From Noah Rothman at Commentary, The Age of Emotion and Unreason

On balance, the majority has a better story to tell than the minority who are on the losing end of pressures foreign trade and automation place on U.S. employers. But those who do not emerge better off as a result of these pressures have the more compelling story, and it is one that has captivated the imaginations of our influencers, media, and political leaders.

Because the policy prescriptions of the American nationalist movement are not tethered to much beyond the whimsy of the president, those who would anchor it down with intellectual foundations may one day find themselves the objects of resentment.

Before America’s intellectual class was fervidly crafting a policy rationale for the Trump movement, it was transfixed by the notion that America was a uniquely racist and discriminatory nation. This, too, was an idea advanced by those who stood to gain politically from the presumption that the United States was beholden to vestigial racial anxieties. In quantifiable terms, though, the U.S. is one of the least racially discriminatory nations on Earth. Nagging racial disparities in outcomes related to socioeconomic status, health, criminal justice, and residential integration persist.
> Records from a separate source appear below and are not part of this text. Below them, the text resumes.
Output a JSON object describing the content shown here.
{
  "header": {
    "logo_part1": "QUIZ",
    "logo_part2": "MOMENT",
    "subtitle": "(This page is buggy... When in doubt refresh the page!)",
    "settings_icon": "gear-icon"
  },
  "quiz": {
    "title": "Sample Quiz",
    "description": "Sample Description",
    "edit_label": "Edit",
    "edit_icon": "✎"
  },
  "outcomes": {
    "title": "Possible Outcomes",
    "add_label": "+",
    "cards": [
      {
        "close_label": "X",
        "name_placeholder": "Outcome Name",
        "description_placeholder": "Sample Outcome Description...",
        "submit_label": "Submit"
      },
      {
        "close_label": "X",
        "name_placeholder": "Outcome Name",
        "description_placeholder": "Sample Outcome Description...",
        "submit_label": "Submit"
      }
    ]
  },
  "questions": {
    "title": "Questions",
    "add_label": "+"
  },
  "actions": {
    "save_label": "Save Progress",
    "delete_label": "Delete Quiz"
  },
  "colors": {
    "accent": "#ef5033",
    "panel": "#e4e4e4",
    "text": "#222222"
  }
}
The refusal of most of the liberal political and intellectual class to balance the frustrating against the optimistic was as much deference to the loudest voice in the room as anything else.

From the “population bomb” to a fear of genetically-modified foods; from the myth that women make 77 cents for every dollar a man makes to the notion that minimum wage hikes help those who depend on it; and from many other falsities like these, the left perfected appeals to emotion over reason. The practice has yielded awful policy. As comedy programs sufficed for news coverage and political satirists “destroyed” their targets to wild applause, the intellectual left atrophied. Appeals to emotional satisfaction supplemented liberal disappointment in suboptimal policy outcomes, and the art of convincing argumentation deteriorated. Meanwhile, conservatives became convinced, all evidence to the contrary aside, that they had lost just about every political and cultural battle to their liberal opponents and that their best bet was to emulate them.

It is not without irony that the left might be convinced to reduce its dependency on emotionalism in government only after recoiling from seeing themselves reflected in Trump’s movement. But the fever won’t break soon. The incentives to incite and bait and troll and react reflexively are overwhelming. These instinctual responses to adversity are called lucid and weighty by those who know better. This is not an age of reason. It is a time when passion has been mistaken for conviction and authority. Unchecked, little good can come of it.